Alok Gupta, a former product manager at Facebook and a software engineer at Snapchat, says a real estate agent “can build exactly that, in minutes.” AutoreelAn app that allows realtors to turn images from their property listings into videos He said 500 to 1,000 new listing videos are being created with AutoReel every day, with realtors using the technology to market thousands of properties in the U.S. and even New Zealand and India.
It is one of many AI tools, including better known ones like OpenAI’s ChatGPT and Google’s Gemini, that are fast Reshaping the real estate industry In something that is not necessarily, well, real.
“I’ve been at a few conferences over the last few weeks, and just anecdotally, we’d ask how many out of 100 people in the audience are using AI, and I’d say 80 to 90 percent raise their hands,” said Dan Weissman, director of innovation strategy at the National Association of Realtors, the largest in the US real estate trade. “We’re seeing this huge increase in people using it.”
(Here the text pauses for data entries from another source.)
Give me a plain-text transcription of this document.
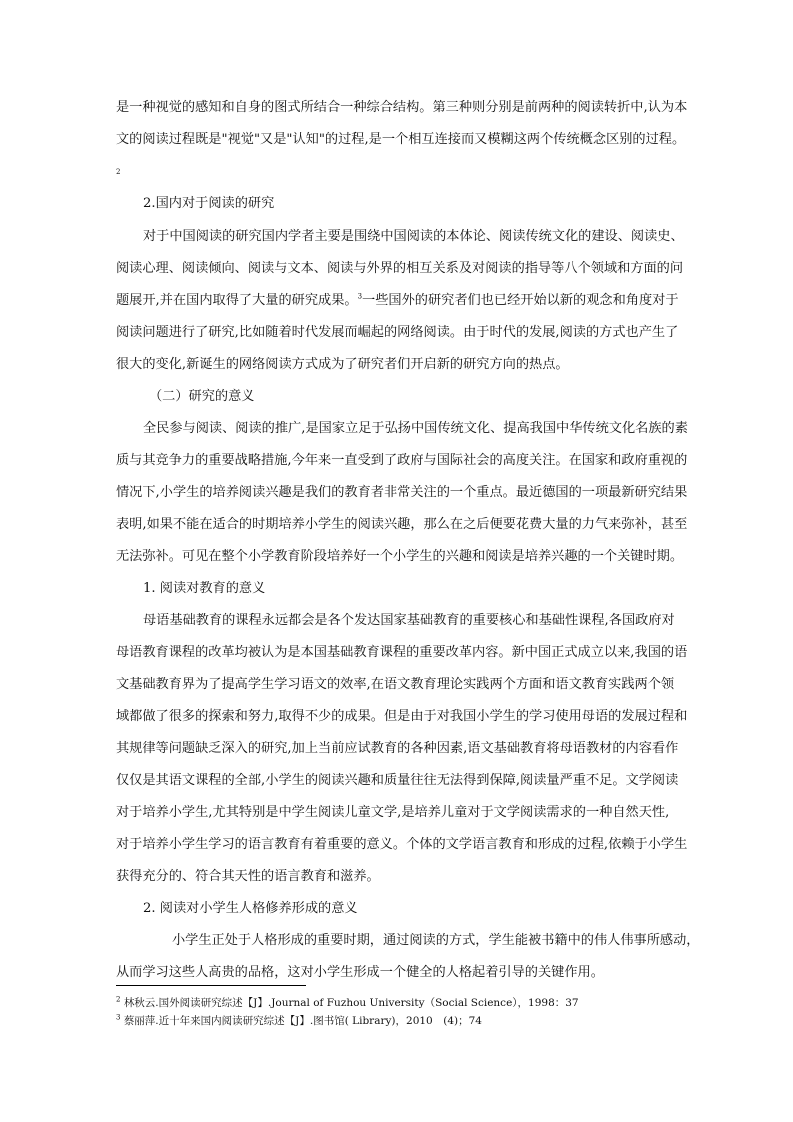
是一种视觉的感知和自身的图式所结合一种综合结构。第三种则分别是前两种的阅读转折中,认为本
文的阅读过程既是"视觉"又是"认知"的过程,是一个相互连接而又模糊这两个传统概念区别的过程。
2
2.国内对于阅读的研究
对于中国阅读的研究国内学者主要是围绕中国阅读的本体论、阅读传统文化的建设、阅读史、
阅读心理、阅读倾向、阅读与文本、阅读与外界的相互关系及对阅读的指导等八个领域和方面的问
题展开,并在国内取得了大量的研究成果。$^3$一些国外的研究者们也已经开始以新的观念和角度对于
阅读问题进行了研究,比如随着时代发展而崛起的网络阅读。由于时代的发展,阅读的方式也产生了
很大的变化,新诞生的网络阅读方式成为了研究者们开启新的研究方向的热点。
（二）研究的意义
全民参与阅读、阅读的推广,是国家立足于弘扬中国传统文化、提高我国中华传统文化名族的素
质与其竞争力的重要战略措施,今年来一直受到了政府与国际社会的高度关注。在国家和政府重视的
情况下,小学生的培养阅读兴趣是我们的教育者非常关注的一个重点。最近德国的一项最新研究结果
表明,如果不能在适合的时期培养小学生的阅读兴趣，那么在之后便要花费大量的力气来弥补，甚至
无法弥补。可见在整个小学教育阶段培养好一个小学生的兴趣和阅读是培养兴趣的一个关键时期。
1. 阅读对教育的意义
母语基础教育的课程永远都会是各个发达国家基础教育的重要核心和基础性课程,各国政府对
母语教育课程的改革均被认为是本国基础教育课程的重要改革内容。新中国正式成立以来,我国的语
文基础教育界为了提高学生学习语文的效率,在语文教育理论实践两个方面和语文教育实践两个领
域都做了很多的探索和努力,取得不少的成果。但是由于对我国小学生的学习使用母语的发展过程和
其规律等问题缺乏深入的研究,加上当前应试教育的各种因素,语文基础教育将母语教材的内容看作
仅仅是其语文课程的全部,小学生的阅读兴趣和质量往往无法得到保障,阅读量严重不足。文学阅读
对于培养小学生,尤其特别是中学生阅读儿童文学,是培养儿童对于文学阅读需求的一种自然天性,
对于培养小学生学习的语言教育有着重要的意义。个体的文学语言教育和形成的过程,依赖于小学生
获得充分的、符合其天性的语言教育和滋养。
2. 阅读对小学生人格修养形成的意义
小学生正处于人格形成的重要时期，通过阅读的方式，学生能被书籍中的伟人伟事所感动，
从而学习这些人高贵的品格，这对小学生形成一个健全的人格起着引导的关键作用。
$^2$ 林秋云.国外阅读研究综述【J】.Journal of Fuzhou University（Social Science），1998：37
$^3$ 蔡丽萍.近十年来国内阅读研究综述【J】.图书馆( Library)，2010　(4)；74
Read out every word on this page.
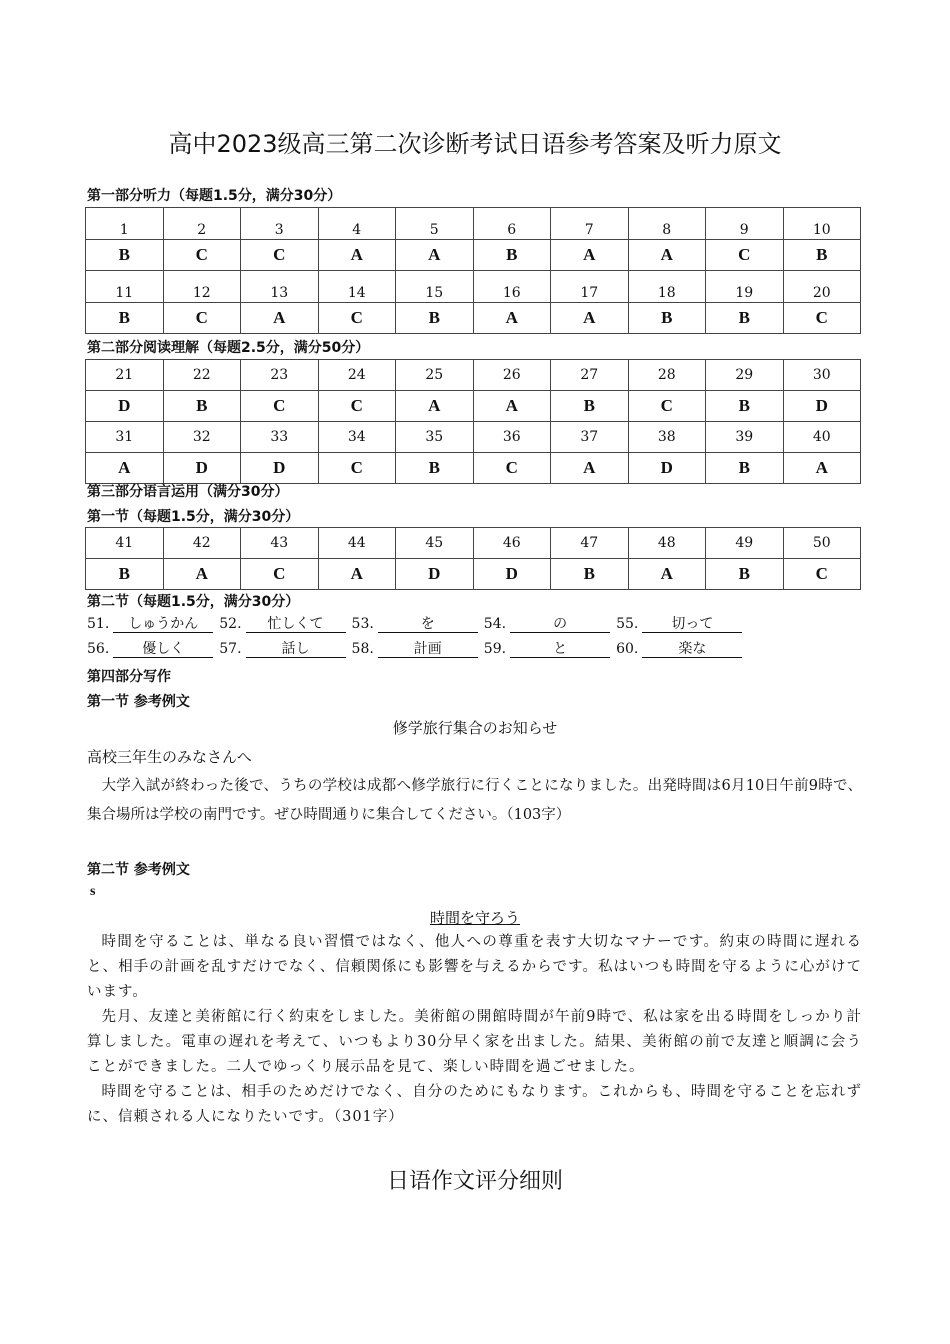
高中2023级高三第二次诊断考试日语参考答案及听力原文
第一部分听力（每题1.5分，满分30分）
1	2	3	4	5	6	7	8	9	10
B	C	C	A	A	B	A	A	C	B
11	12	13	14	15	16	17	18	19	20
B	C	A	C	B	A	A	B	B	C
第二部分阅读理解（每题2.5分，满分50分）
21	22	23	24	25	26	27	28	29	30
D	B	C	C	A	A	B	C	B	D
31	32	33	34	35	36	37	38	39	40
A	D	D	C	B	C	A	D	B	A
第三部分语言运用（满分30分）
第一节（每题1.5分，满分30分）
41	42	43	44	45	46	47	48	49	50
B	A	C	A	D	D	B	A	B	C
第二节（每题1.5分，满分30分）
51. しゅうかん 52. 忙しくて 53.	を	54.	の	55. 切って
56. 優しく	57.	話し	58.	計画	59.	と	60.	楽な
第四部分写作
第一节 参考例文
修学旅行集合のお知らせ
高校三年生のみなさんへ
大学入試が終わった後で、うちの学校は成都へ修学旅行に行くことになりました。出発時間は6月10日午前9時で、集合場所は学校の南門です。ぜひ時間通りに集合してください。（103字）
第二节 参考例文
s
時間を守ろう
時間を守ることは、単なる良い習慣ではなく、他人への尊重を表す大切なマナーです。約束の時間に遅れると、相手の計画を乱すだけでなく、信頼関係にも影響を与えるからです。私はいつも時間を守るように心がけています。
先月、友達と美術館に行く約束をしました。美術館の開館時間が午前9時で、私は家を出る時間をしっかり計算しました。電車の遅れを考えて、いつもより30分早く家を出ました。結果、美術館の前で友達と順調に会うことができました。二人でゆっくり展示品を見て、楽しい時間を過ごせました。
時間を守ることは、相手のためだけでなく、自分のためにもなります。これからも、時間を守ることを忘れずに、信頼される人になりたいです。（301字）
日语作文评分细则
Like most industries, the biggest names in it are rushing to embrace a wave of productivity AI products that make big promises about increasing productivity, reducing costs, and revolutionizing every aspect of the consumer experience. But when it comes to renting or buying a home, typically the most expensive part of an adult’s life, the use of AI-generated photos, videos and listing descriptions can make the process seem more risky.
Elizabeth, a homeowner in rural Michigan who did not want her last name used due to privacy concerns, monitors local real estate listings to keep up with the value of her own home.